For several years some storage suppliers have only provided a software product that runs on openly available commodity hardware and provides, broadly speaking, the same functions as a combined hardware and software storage product – such as EMC's VNX, NetApp's ONTAP, or IBM's Storwize, etc.

Typically, vendors such as DataCore, FalconStore and Nexenta, which label their products as open, said they provided equivalent or superior functionality to proprietary arrays from EMC, NetApp, IBM, HP, etc, while enabling much lower acquisition and operational costs through their use of commodity hardware such as off-the-shelf X86 servers from Supermicro and the like, and JBOD disk enclosures.

The next step was for proprietary suppliers to offer versions of their storage products as software-only for customers to test. Famously LeftHand Networks did this with its iSCSI SAN offering, which aggregated server's direct-attached storage into a SAN, shared iSCSI block storage, a VSA or virtual storage appliance.

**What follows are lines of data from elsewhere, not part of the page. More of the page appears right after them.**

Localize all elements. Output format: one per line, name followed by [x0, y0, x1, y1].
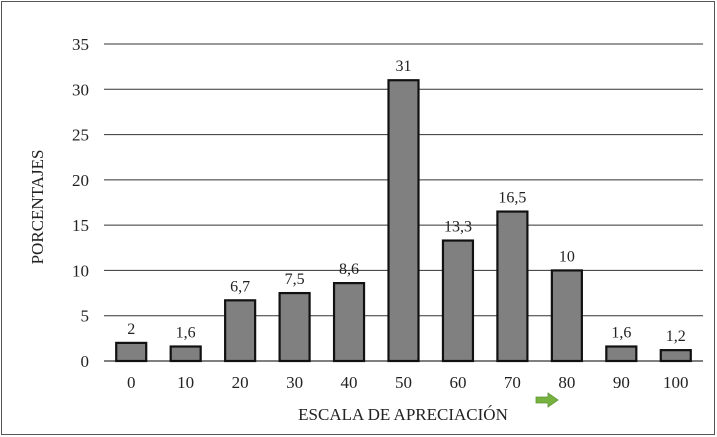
data-label: 1,6: [176, 325, 196, 342]
y-tick-label: 10: [72, 261, 89, 280]
bars: [115, 79, 692, 363]
y-axis-ticks: 0 5 10 15 20 25 30 35: [72, 35, 89, 371]
bar-100: [659, 349, 692, 363]
bar-50: [387, 79, 420, 363]
y-tick-label: 20: [72, 171, 89, 190]
bar-30: [278, 291, 311, 363]
bar-20: [224, 299, 257, 363]
data-labels: 2 1,6 6,7 7,5 8,6 31 13,3 16,5 10 1,6 1,2: [127, 58, 686, 345]
y-tick-label: 25: [72, 126, 89, 145]
bar-80: [550, 269, 583, 363]
y-tick-label: 35: [72, 35, 89, 54]
y-tick-label: 15: [72, 216, 89, 235]
x-tick-label: 40: [341, 373, 358, 392]
bar-40: [332, 282, 366, 363]
data-label: 13,3: [444, 219, 472, 236]
x-tick-label: 70: [504, 373, 521, 392]
data-label: 31: [396, 58, 412, 75]
x-tick-label: 60: [449, 373, 466, 392]
x-tick-label: 50: [395, 373, 412, 392]
x-axis-ticks: 0 10 20 30 40 50 60 70 80 90 100: [127, 373, 689, 392]
data-label: 2: [127, 321, 135, 338]
y-tick-label: 30: [72, 80, 89, 99]
bar-60: [441, 239, 475, 363]
x-tick-label: 80: [558, 373, 575, 392]
data-label: 16,5: [498, 190, 526, 207]
bar-0: [115, 341, 148, 363]
data-label: 1,2: [666, 328, 686, 345]
bar-10: [169, 345, 202, 363]
data-label: 8,6: [339, 261, 359, 278]
data-label: 6,7: [230, 278, 250, 295]
y-tick-label: 0: [81, 352, 90, 371]
bar-90: [605, 345, 638, 363]
x-axis-title: ESCALA DE APRECIACIÓN: [298, 405, 508, 424]
bar-70: [496, 210, 529, 363]
x-tick-label: 100: [663, 373, 689, 392]
y-tick-label: 5: [81, 307, 90, 326]
data-label: 10: [559, 248, 575, 265]
data-label: 7,5: [285, 271, 305, 288]
x-tick-label: 10: [177, 373, 194, 392]
x-tick-label: 30: [286, 373, 303, 392]
data-label: 1,6: [611, 325, 631, 342]
right-arrow-icon: [535, 392, 559, 408]
x-tick-label: 90: [613, 373, 630, 392]
x-tick-label: 20: [232, 373, 249, 392]
y-axis-title: PORCENTAJES: [28, 150, 47, 265]
x-tick-label: 0: [127, 373, 136, 392]
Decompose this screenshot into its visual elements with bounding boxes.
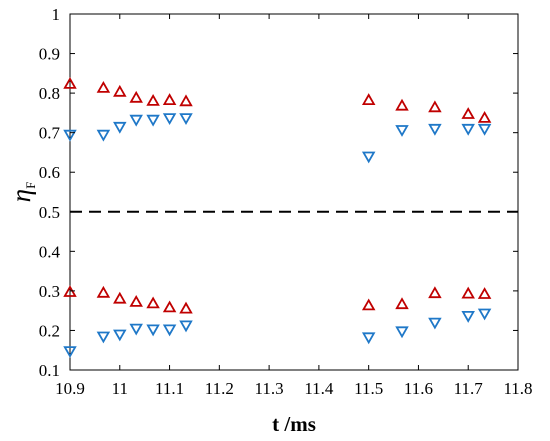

When HP bought LeftHand the product evolved into the P4000, and then the StoreVirtual SW-only product.

Nexenta took Oracle's ZFS and OpenSolaris, and built its NexentaStor storage software offering on it – as a classic, dual-controller storage array offering and not a VSA. DataCore and FalconStor software created SANs from their software and commodity hardware.

Things remained stable for a while until the VSA idea took off, and DataCore and Nexenta sales grew and grew. So much so that mainstream array supplier sat up and took notice, and responded with me-too products.


Tenniel drawing of Humpty Dumpty in Through the Looking Glass.

NetApp for example, produced ONTAP Edge, a SW-only ONTAP for remote offices. Nutanix and Simplivity developed converged server/storage systems using the VSA idea. Maxta did likewise but from a SW-only standpoint.

And then the elephant in the room danced and legitimised the VSA concept at a stroke: VMware introduced its VSAN and then its VSAN-using EVO: RAIL hyperconverged server/storage/networking system concept.